In der Schwarzen deutschen Geschichtsschreibung ist das Jahr 1986 mit einem wichtigen historischen Ereignis verknüpft: dem Erscheinen des Buches „Farbe bekennen“. Herausgegeben von den Schwarzen deutschen Wissenschaftlerinnen und Aktivistinnen May Ayim (damals Opitz) und Katharina Oguntoye sowie der weißen deutschen Verlegerin Dagmar Schultz, präsentiert es die bis dahin erste umfassende Veröffentlichung zu Schwarzer deutscher Geschichte.
„Mit diesem Buch“ – so schreiben die Herausgeberinnen – „wollen wir in Verbindung mit persönlichen Erfahrungen Zusammenhänge von Rassismus offenlegen.
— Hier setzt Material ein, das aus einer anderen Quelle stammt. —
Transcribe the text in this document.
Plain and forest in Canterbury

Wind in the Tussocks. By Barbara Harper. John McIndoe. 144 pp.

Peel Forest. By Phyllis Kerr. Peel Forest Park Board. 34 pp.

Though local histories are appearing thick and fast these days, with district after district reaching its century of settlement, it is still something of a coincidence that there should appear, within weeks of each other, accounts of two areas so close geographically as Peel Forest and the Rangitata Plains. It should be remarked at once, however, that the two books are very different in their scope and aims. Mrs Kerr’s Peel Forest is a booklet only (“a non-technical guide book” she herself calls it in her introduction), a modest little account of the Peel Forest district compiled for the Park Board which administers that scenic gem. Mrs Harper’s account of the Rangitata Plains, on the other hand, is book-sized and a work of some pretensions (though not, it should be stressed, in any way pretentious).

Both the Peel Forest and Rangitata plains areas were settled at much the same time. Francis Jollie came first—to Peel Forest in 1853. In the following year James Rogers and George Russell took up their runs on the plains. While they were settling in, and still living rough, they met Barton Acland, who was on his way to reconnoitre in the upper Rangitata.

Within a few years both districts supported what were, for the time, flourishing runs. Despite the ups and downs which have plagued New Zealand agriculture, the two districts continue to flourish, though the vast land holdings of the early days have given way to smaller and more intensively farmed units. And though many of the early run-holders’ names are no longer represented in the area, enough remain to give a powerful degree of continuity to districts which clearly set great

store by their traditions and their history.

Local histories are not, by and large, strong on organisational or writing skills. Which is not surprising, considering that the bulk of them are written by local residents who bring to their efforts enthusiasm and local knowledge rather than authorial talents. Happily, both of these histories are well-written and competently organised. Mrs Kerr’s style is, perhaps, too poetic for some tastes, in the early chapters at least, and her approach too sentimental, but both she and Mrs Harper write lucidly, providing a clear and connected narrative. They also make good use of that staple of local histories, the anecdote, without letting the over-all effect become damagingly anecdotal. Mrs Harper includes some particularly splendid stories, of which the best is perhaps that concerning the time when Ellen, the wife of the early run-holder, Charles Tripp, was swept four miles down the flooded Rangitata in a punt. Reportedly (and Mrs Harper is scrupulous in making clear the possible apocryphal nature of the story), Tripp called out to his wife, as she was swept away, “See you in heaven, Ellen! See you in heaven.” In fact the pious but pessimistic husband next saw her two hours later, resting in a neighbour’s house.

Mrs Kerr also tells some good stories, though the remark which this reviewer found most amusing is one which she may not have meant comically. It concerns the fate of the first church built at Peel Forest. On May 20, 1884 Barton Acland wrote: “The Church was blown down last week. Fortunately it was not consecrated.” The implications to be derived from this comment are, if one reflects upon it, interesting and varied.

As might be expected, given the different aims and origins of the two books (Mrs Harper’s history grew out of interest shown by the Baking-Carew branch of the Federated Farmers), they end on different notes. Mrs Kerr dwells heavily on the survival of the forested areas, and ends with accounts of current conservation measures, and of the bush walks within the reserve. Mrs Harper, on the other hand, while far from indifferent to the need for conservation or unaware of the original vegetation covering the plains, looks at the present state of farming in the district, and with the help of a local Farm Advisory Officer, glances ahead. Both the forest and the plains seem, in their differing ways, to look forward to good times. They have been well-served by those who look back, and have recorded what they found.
Bei den Recherchen lernten wir afro-deutsche Frauen kennen, die während des Kaiserreiches, der Weimarer Republik und während des Nationalsozialismus in Deutschland gelebt hatten. […] Plötzlich entdeckten wir, daß unsere Geschichte nicht erst nach 1945 begann. Vor unseren Augen stand unsere Vergangenheit, die eng verknüpft ist mit der kolonialen und nationalsozialistischen deutschen Geschichte.“
Diese Ausgangssituation wirft für die Verwirklichung des Buches sehr grundsätzliche Fragen auf: Wie kann eine verdrängte, verschüttete und nahezu unsichtbar gemachte Geschichte sichtbar und erzählbar gemacht werden? Wessen Perspektiven und Deutungen stehen im Vordergrund? Wie schreibt man eine Geschichte, die nicht nur von Rassismus, sondern auch von Sexismus und anderen Machtverhältnissen geprägt ist?
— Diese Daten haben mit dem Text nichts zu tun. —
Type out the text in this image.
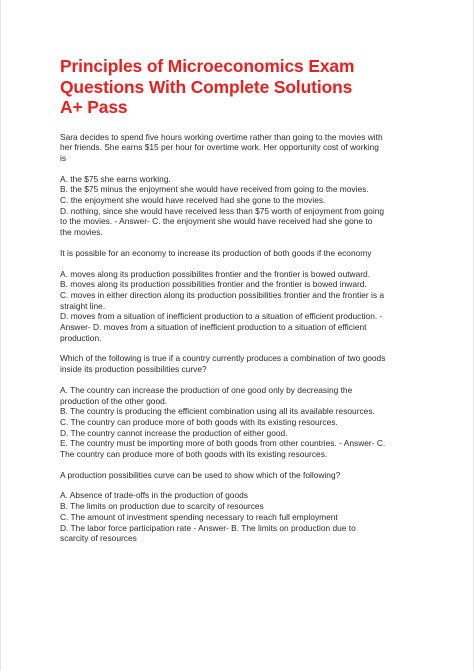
Principles of Microeconomics Exam
Questions With Complete Solutions
A+ Pass
Sara decides to spend five hours working overtime rather than going to the movies with
her friends. She earns $15 per hour for overtime work. Her opportunity cost of working
is
A. the $75 she earns working.
B. the $75 minus the enjoyment she would have received from going to the movies.
C. the enjoyment she would have received had she gone to the movies.
D. nothing, since she would have received less than $75 worth of enjoyment from going
to the movies. - Answer- C. the enjoyment she would have received had she gone to
the movies.
It is possible for an economy to increase its production of both goods if the economy
A. moves along its production possibilites frontier and the frontier is bowed outward.
B. moves along its production possibilities frontier and the frontier is bowed inward.
C. moves in either direction along its production possibilities frontier and the frontier is a
straight line.
D. moves from a situation of inefficient production to a situation of efficient production. -
Answer- D. moves from a situation of inefficient production to a situation of efficient
production.
Which of the following is true if a country currently produces a combination of two goods
inside its production possibilities curve?
A. The country can increase the production of one good only by decreasing the
production of the other good.
B. The country is producing the efficient combination using all its available resources.
C. The country can produce more of both goods with its existing resources.
D. The country cannot increase the production of either good.
E. The country must be importing more of both goods from other countries. - Answer- C.
The country can produce more of both goods with its existing resources.
A production possibilities curve can be used to show which of the following?
A. Absence of trade-offs in the production of goods
B. The limits on production due to scarcity of resources
C. The amount of investment spending necessary to reach full employment
D. The labor force participation rate - Answer- B. The limits on production due to
scarcity of resources
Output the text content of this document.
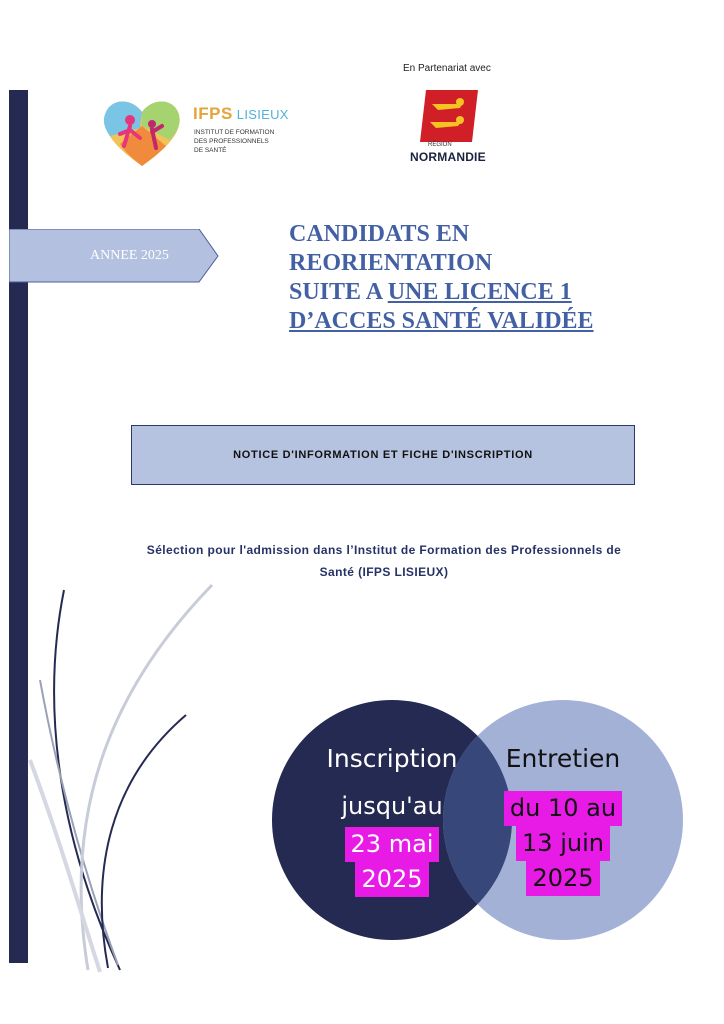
En Partenariat avec
IFPS LISIEUX
INSTITUT DE FORMATION
DES PROFESSIONNELS
DE SANTÉ
RÉGION
NORMANDIE
ANNEE 2025
CANDIDATS EN
REORIENTATION
SUITE A UNE LICENCE 1
D’ACCES SANTÉ VALIDÉE
NOTICE D'INFORMATION ET FICHE D'INSCRIPTION
Sélection pour l'admission dans l’Institut de Formation des Professionnels de
Santé (IFPS LISIEUX)
Inscription
jusqu'au
23 mai
2025
Entretien
du 10 au
13 juin
2025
In der Auseinandersetzung mit diesen Fragen werden in „Farbe bekennen“ neue Zugänge erarbeitet. Das Ergebnis ist eine Schwarze feministische deutsche Geschichtsschreibung, in der sich die historische Forschung von May Ayim, die persönlichen Erinnerungen afrodeutscher Zeitzeuginnen mehrerer Generationen sowie Gedichte, Interviews und Erfahrungsfragmente zu einer kollektiven Geschichte verknüpfen. Ausdruck dieses neuen Selbstverständnisses ist die Selbstbezeichnung „afro-deutsch“, die May Ayim und Katharina Oguntoye gemeinsam mit Audre Lorde entwickeln.
„Farbe bekennen“ wird mehrfach aufgelegt und erscheint 1992 auf Englisch. In den dreißig Jahren seit seiner Veröffentlichung hat das Werk Denk- und Diskussionsräume eröffnet, die es in Deutschland so zuvor nicht gegeben hat. Nach wie vor inspiriert es die politische Arbeit, den Umgang mit Erinnerung und die wissenschaftliche Forschung. Es gilt – nicht nur in Schwarzen Zusammenhängen – inzwischen als Standardwerk.